What Happens When You Let Your House Go Into Foreclosure?


A foreclosure initiates when your mortgage company is unable to collect your mortgage payments. Your lender forecloses and takes possession of your house to sell the house in order to be paid. The process takes about four months. During the first three months, you can bring your loan current and remain in your home. After three months, you will need to refinance the property if you want to keep it. You will find this difficult with a foreclosure on your credit report.

Foreclosure Basics

A foreclosure action starts when your lender files a notice of intent to foreclose. If you do not respond to this, the lender will file a formal notice of foreclosure. You will receive a foreclosure notice in the mail and your lender will put another notice near, or on, your front door. If you do not bring your mortgage current during that period, you will receive a notice of sale, specifying the date and time that your lender will sell your home at auction.

Loan Modification

When you receive the notice of intent to foreclose, contact your lender and ask if you qualify for a loan modification. If possible, you should ask this as soon as you determine you are having financial difficulties. A loan modification will allow you to remain in your home with a lower monthly mortgage payment. If your payments are delinquent, your lender can usually add them to the principal balance so that you do not need to catch up on your payments.

Short Sale

If you do not qualify for a loan modification, ask about a short sale. A short sale will let you sell your house for its current market value. It will also allow you to remain in your home until it sells. Your lender will expect you to cooperate with the real estate agent you select to sell your home. This will give you some time to save money for deposits and moving expenses while your home is for sale, since your lender does not expect you to make mortgage payments while the house is on the market.
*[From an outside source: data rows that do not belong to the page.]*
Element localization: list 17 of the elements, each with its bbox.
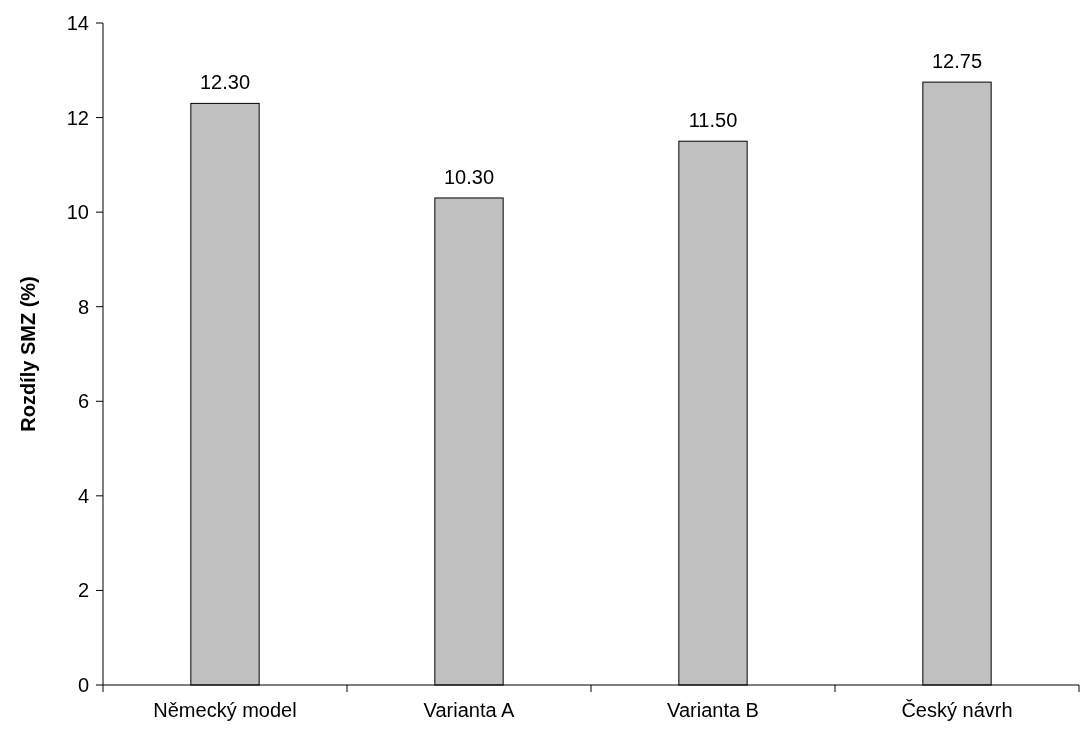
x-tick-label: Varianta B xyxy=(667,699,759,721)
x-tick-label: Německý model xyxy=(153,699,297,721)
y-tick-label: 4 xyxy=(77,484,89,507)
x-tick-label: Český návrh xyxy=(901,699,1013,721)
data-label: 10.30 xyxy=(443,165,495,188)
data-label: 12.30 xyxy=(199,71,251,94)
y-axis-title: Rozdíly SMZ (%) xyxy=(17,276,39,432)
x-tick-label: Varianta A xyxy=(423,699,516,721)
y-tick-label: 8 xyxy=(77,295,89,318)
y-tick-label: 14 xyxy=(66,12,89,34)
y-tick-label: 0 xyxy=(77,674,89,696)
data-label: 11.50 xyxy=(688,109,738,132)
y-tick-label: 6 xyxy=(77,390,89,413)
y-tick-label: 12 xyxy=(66,106,89,129)
y-tick-label: 10 xyxy=(66,201,89,224)
data-label: 12.75 xyxy=(931,50,983,73)
y-tick-label: 2 xyxy=(77,579,89,602)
If you do not arrange for a loan modification or a short sale, the foreclosure sale will take place on the specified sale date. You and any other residents in your home will have to move out within a few days of the sale. Short sales and loan modifications will always be a better alternative to foreclosure. Foreclosures cost your lender a lot of money. The lender will come out ahead if you can work out an arrangement instead of letting your home go to a foreclosure sale. In addition, you will avoid a foreclosure on your credit report. Foreclosures remain on your credit report for seven years. You will not be able to obtain a conventional mortgage loan for four years or an FHA loan for three years. This is assuming that you work hard to establish additional lines of credit.